Ein Beitrag von Helwig Wegner-Nord, Evangelischer Pfarrer, Frankfurt

Das Leben der Menschen, so könnte man sagen, ist ein Leben in Grenzen. Johann Kaspar Lavater, ein evangelischer Theologe aus der Schweiz hat vor 200 Jahren die Situation spöttisch so beschrieben:

„Der Mensch ist frei wie der Vogel im Käfig; er kann sich innerhalb gewisser Grenzen bewegen.“ Auch wer das Bild vom Vogelkäfig für überzeichnet hält, weiß, dass Grenzen das ganze Leben eines Menschen umgeben.

Es liegt auf der Hand, dass uns das nicht besonders gefällt. Grenzen sind doch dazu da, überwunden zu werden, zumindest ausgeweitet. So wie ich bin, muss ich doch nicht bleiben, oder? Es kann doch nicht Gottes Wille sein, dass ich wie ein „Vogel im Käfig“ sitze und das bessere Leben nur durch die Gitterstäbe sehe, aber nie erreiche!

Wer zu sehr an seinen Grenzen leidet, gerät leicht in eine Haltung, dass er sich selbst nicht so mag, wie er ist. Die Dicken wollen dünner sein. Die weniger Starken leiden, weil sie sich erfolglos finden. Und wer eigentlich am liebsten zu Hause auf dem Sofa sitzt, schämt sich, dass er nicht längst zu einer Reise in die Fremde aufgebrochen ist. Bin ich wirklich schlechter, unsportlicher, erfolgloser, als es mir möglich wäre?

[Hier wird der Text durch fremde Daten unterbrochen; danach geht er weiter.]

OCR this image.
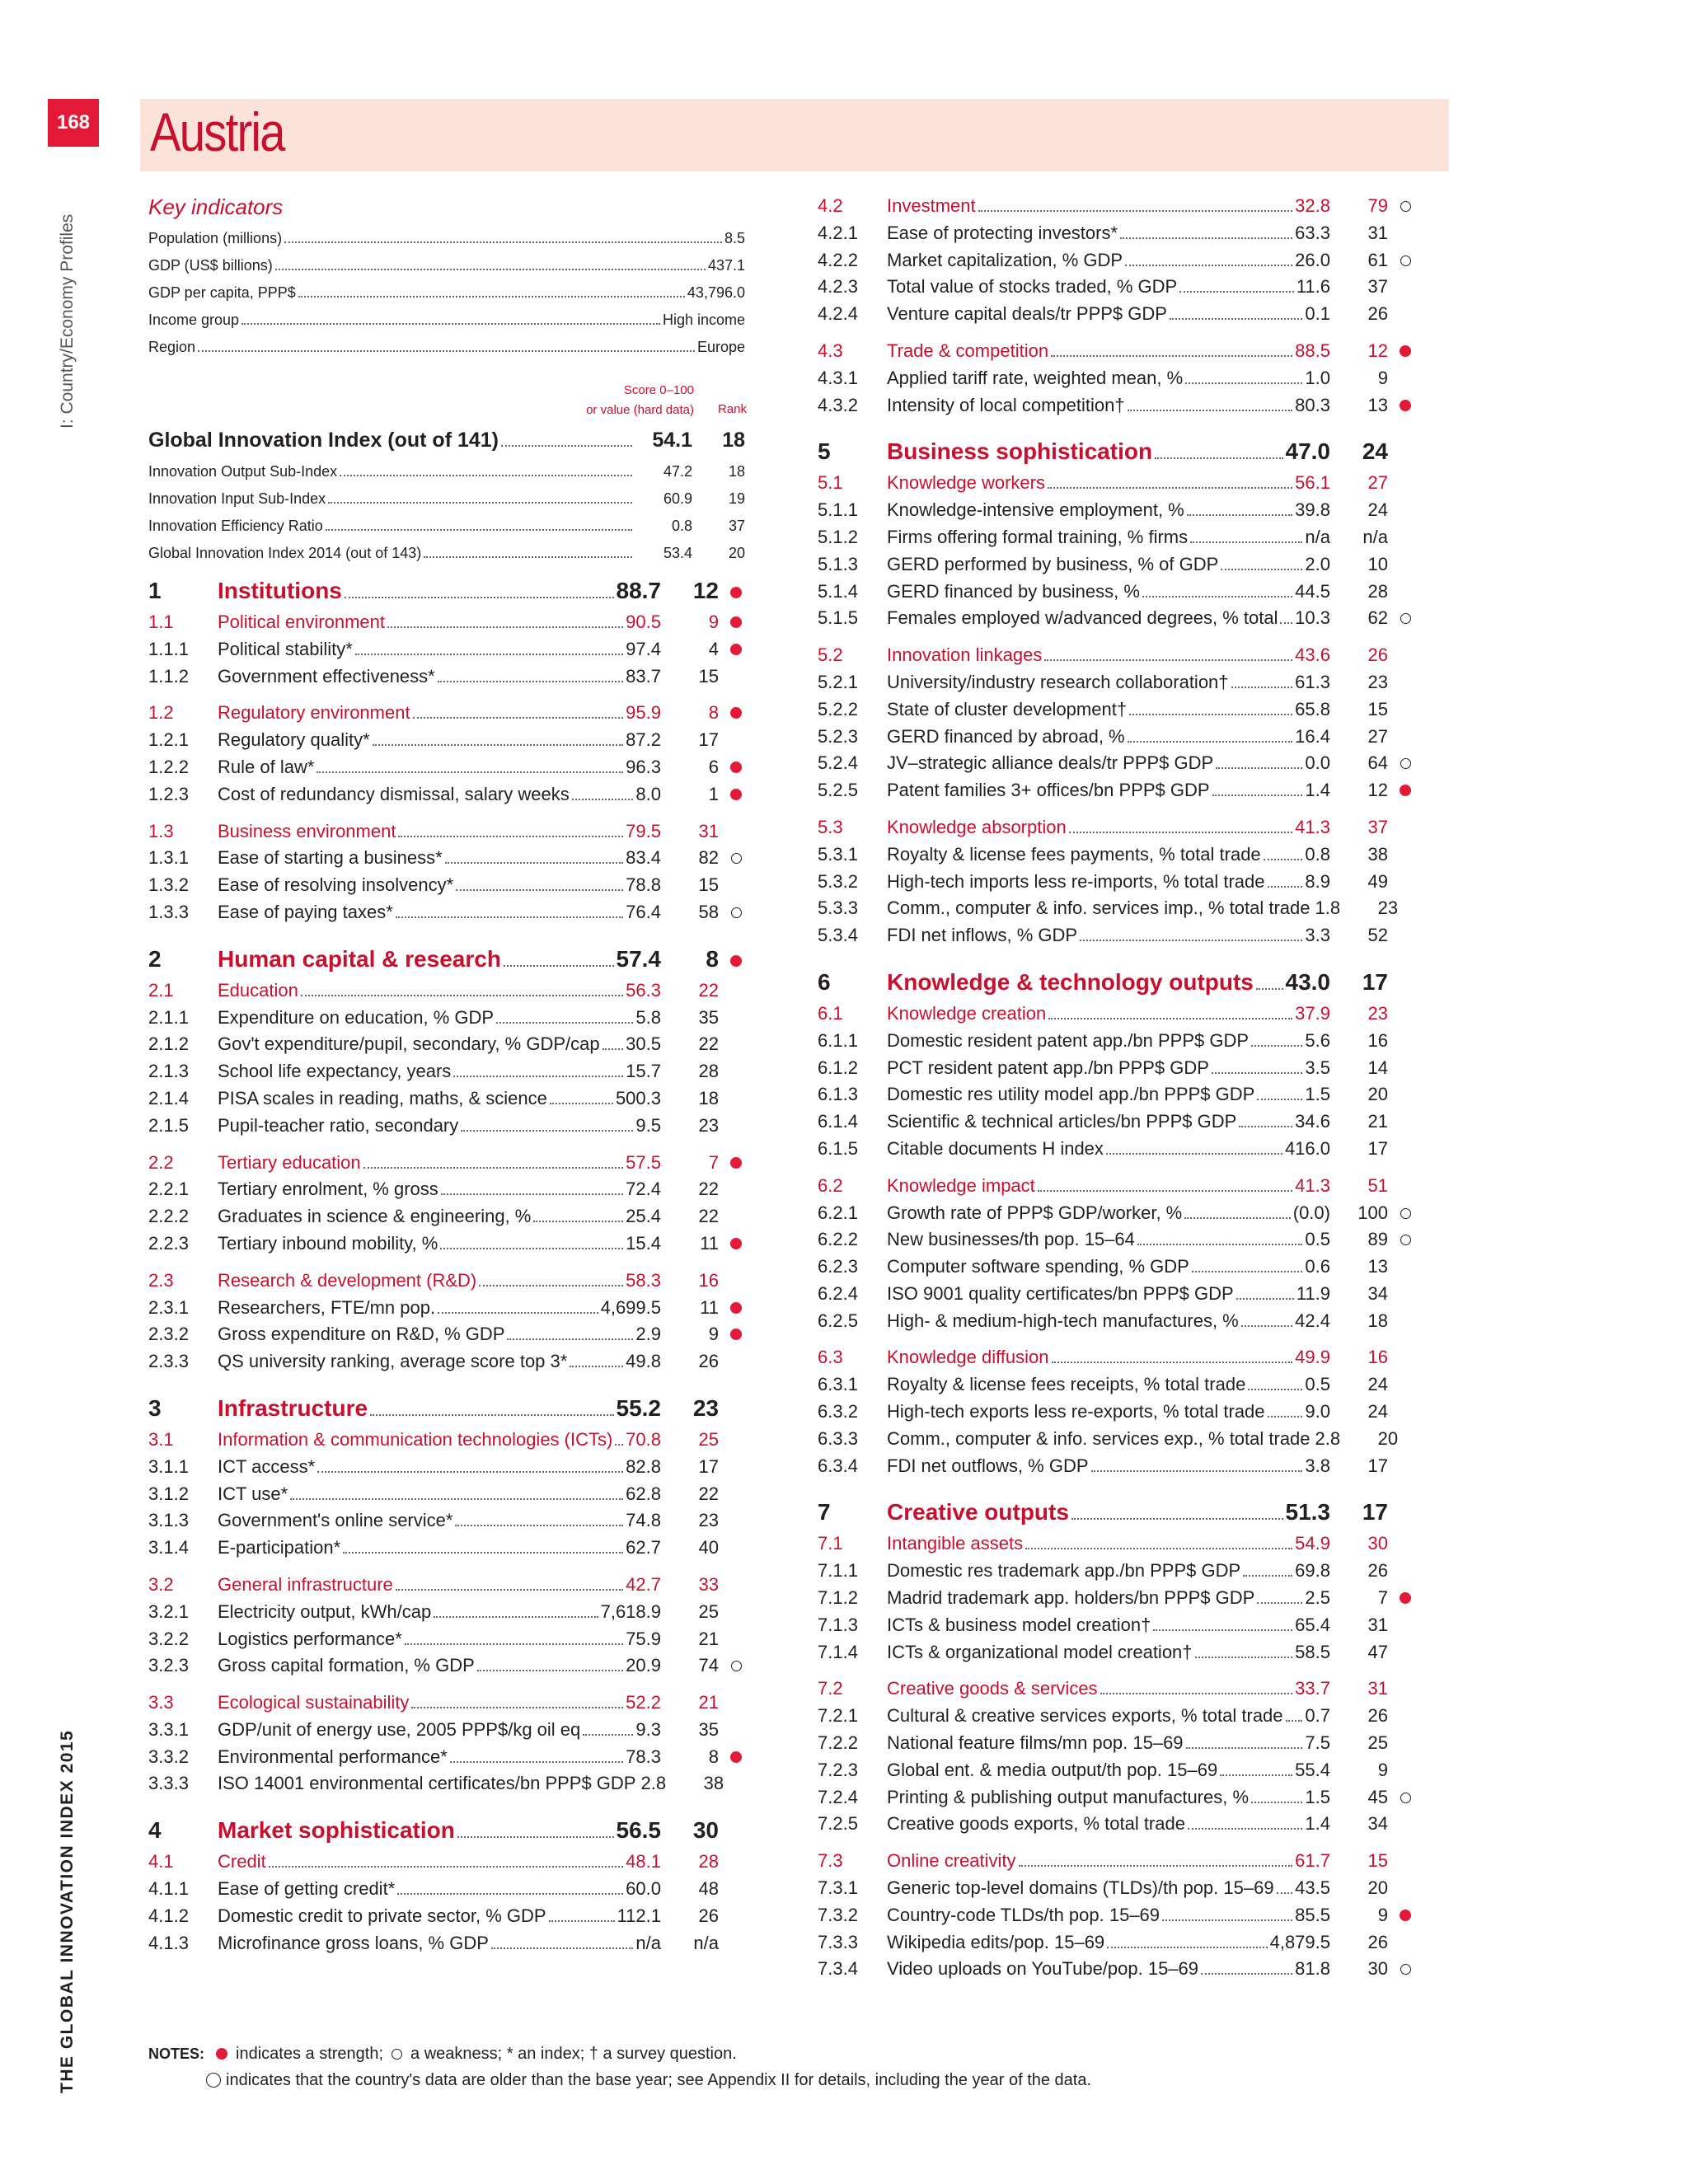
168 Austria
I: Country/Economy Profiles
THE GLOBAL INNOVATION INDEX 2015
Key indicators
Population (millions)	8.5
GDP (US$ billions)	437.1
GDP per capita, PPP$	43,796.0
Income group	High income
Region	Europe
Score 0–100
or value (hard data) Rank
Global Innovation Index (out of 141)	54.1	18
Innovation Output Sub-Index	47.2	18
Innovation Input Sub-Index	60.9	19
Innovation Efficiency Ratio	0.8	37
Global Innovation Index 2014 (out of 143)	53.4	20
1	Institutions	88.7	12
1.1	Political environment	90.5	9
1.1.1	Political stability*	97.4	4
1.1.2	Government effectiveness*	83.7	15
1.2	Regulatory environment	95.9	8
1.2.1	Regulatory quality*	87.2	17
1.2.2	Rule of law*	96.3	6
1.2.3	Cost of redundancy dismissal, salary weeks	8.0	1
1.3	Business environment	79.5	31
1.3.1	Ease of starting a business*	83.4	82
1.3.2	Ease of resolving insolvency*	78.8	15
1.3.3	Ease of paying taxes*	76.4	58
2	Human capital & research	57.4	8
2.1	Education	56.3	22
2.1.1	Expenditure on education, % GDP	5.8	35
2.1.2	Gov't expenditure/pupil, secondary, % GDP/cap 30.5	22
2.1.3	School life expectancy, years	15.7	28
2.1.4	PISA scales in reading, maths, & science	500.3	18
2.1.5	Pupil-teacher ratio, secondary	9.5	23
2.2	Tertiary education	57.5	7
2.2.1	Tertiary enrolment, % gross	72.4	22
2.2.2	Graduates in science & engineering, %	25.4	22
2.2.3	Tertiary inbound mobility, %	15.4	11
2.3	Research & development (R&D)	58.3	16
2.3.1	Researchers, FTE/mn pop.	4,699.5	11
2.3.2	Gross expenditure on R&D, % GDP	2.9	9
2.3.3	QS university ranking, average score top 3*	49.8	26
3	Infrastructure	55.2	23
3.1	Information & communication technologies (ICTs) 70.8	25
3.1.1	ICT access*	82.8	17
3.1.2	ICT use*	62.8	22
3.1.3	Government's online service*	74.8	23
3.1.4	E-participation*	62.7	40
3.2	General infrastructure	42.7	33
3.2.1	Electricity output, kWh/cap	7,618.9	25
3.2.2	Logistics performance*	75.9	21
3.2.3	Gross capital formation, % GDP	20.9	74
3.3	Ecological sustainability	52.2	21
3.3.1	GDP/unit of energy use, 2005 PPP$/kg oil eq	9.3	35
3.3.2	Environmental performance*	78.3	8
3.3.3	ISO 14001 environmental certificates/bn PPP$ GDP 2.8	38
4	Market sophistication	56.5	30
4.1	Credit	48.1	28
4.1.1	Ease of getting credit*	60.0	48
4.1.2	Domestic credit to private sector, % GDP	112.1	26
4.1.3	Microfinance gross loans, % GDP	n/a	n/a
4.2	Investment	32.8	79
4.2.1	Ease of protecting investors*	63.3	31
4.2.2	Market capitalization, % GDP	26.0	61
4.2.3	Total value of stocks traded, % GDP	11.6	37
4.2.4	Venture capital deals/tr PPP$ GDP	0.1	26
4.3	Trade & competition	88.5	12
4.3.1	Applied tariff rate, weighted mean, %	1.0	9
4.3.2	Intensity of local competition†	80.3	13
5	Business sophistication	47.0	24
5.1	Knowledge workers	56.1	27
5.1.1	Knowledge-intensive employment, %	39.8	24
5.1.2	Firms offering formal training, % firms	n/a	n/a
5.1.3	GERD performed by business, % of GDP	2.0	10
5.1.4	GERD financed by business, %	44.5	28
5.1.5	Females employed w/advanced degrees, % total 10.3	62
5.2	Innovation linkages	43.6	26
5.2.1	University/industry research collaboration†	61.3	23
5.2.2	State of cluster development†	65.8	15
5.2.3	GERD financed by abroad, %	16.4	27
5.2.4	JV–strategic alliance deals/tr PPP$ GDP	0.0	64
5.2.5	Patent families 3+ offices/bn PPP$ GDP	1.4	12
5.3	Knowledge absorption	41.3	37
5.3.1	Royalty & license fees payments, % total trade 0.8	38
5.3.2	High-tech imports less re-imports, % total trade 8.9	49
5.3.3	Comm., computer & info. services imp., % total trade 1.8	23
5.3.4	FDI net inflows, % GDP	3.3	52
6	Knowledge & technology outputs 43.0	17
6.1	Knowledge creation	37.9	23
6.1.1	Domestic resident patent app./bn PPP$ GDP	5.6	16
6.1.2	PCT resident patent app./bn PPP$ GDP	3.5	14
6.1.3	Domestic res utility model app./bn PPP$ GDP	1.5	20
6.1.4	Scientific & technical articles/bn PPP$ GDP	34.6	21
6.1.5	Citable documents H index	416.0	17
6.2	Knowledge impact	41.3	51
6.2.1	Growth rate of PPP$ GDP/worker, %	(0.0)	100
6.2.2	New businesses/th pop. 15–64	0.5	89
6.2.3	Computer software spending, % GDP	0.6	13
6.2.4	ISO 9001 quality certificates/bn PPP$ GDP	11.9	34
6.2.5	High- & medium-high-tech manufactures, %	42.4	18
6.3	Knowledge diffusion	49.9	16
6.3.1	Royalty & license fees receipts, % total trade	0.5	24
6.3.2	High-tech exports less re-exports, % total trade 9.0	24
6.3.3	Comm., computer & info. services exp., % total trade 2.8	20
6.3.4	FDI net outflows, % GDP	3.8	17
7	Creative outputs	51.3	17
7.1	Intangible assets	54.9	30
7.1.1	Domestic res trademark app./bn PPP$ GDP	69.8	26
7.1.2	Madrid trademark app. holders/bn PPP$ GDP	2.5	7
7.1.3	ICTs & business model creation†	65.4	31
7.1.4	ICTs & organizational model creation†	58.5	47
7.2	Creative goods & services	33.7	31
7.2.1	Cultural & creative services exports, % total trade 0.7	26
7.2.2	National feature films/mn pop. 15–69	7.5	25
7.2.3	Global ent. & media output/th pop. 15–69	55.4	9
7.2.4	Printing & publishing output manufactures, %	1.5	45
7.2.5	Creative goods exports, % total trade	1.4	34
7.3	Online creativity	61.7	15
7.3.1	Generic top-level domains (TLDs)/th pop. 15–69 43.5	20
7.3.2	Country-code TLDs/th pop. 15–69	85.5	9
7.3.3	Wikipedia edits/pop. 15–69	4,879.5	26
7.3.4	Video uploads on YouTube/pop. 15–69	81.8	30
NOTES: indicates a strength; a weakness; * an index; † a survey question.
indicates that the country's data are older than the base year; see Appendix II for details, including the year of the data.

Eine Ordensschwester aus Wien hat neulich in einem Interview gesagt: „Grenzen sind nicht nur dafür da, dass du sie ausweitest, sondern manche Grenzen sind dafür da, dass du in ihnen in Frieden leben kannst.“

Der Satz setzt dem ständigen Veränderungsdruck eine andere Sichtweise entgegen. Während die Aufforderungen nach Selbstoptimierung, nach Aufbruch aus den gefühlten Grenzen mich an mir selbst leiden lassen, sagt diese Frau: Du darfst mit dir zufrieden sein, so wie du bist.

Das ist ja auch der Blick Gottes auf dich. Er nimmt dich so wie du bist. Also frag nicht so viel danach, was und wie du glaubst sein zu müssen. Sondern fang an, Dich mit dir selbst anzufreunden. In einer guten Freundschaft nörgelt man doch auch nicht ständig am anderen herum. Ich nehme den anderen so, wie er ist. Ich kenne die Macken und Schwächen. Und akzeptiere sie – weil wir ja befreundet sind.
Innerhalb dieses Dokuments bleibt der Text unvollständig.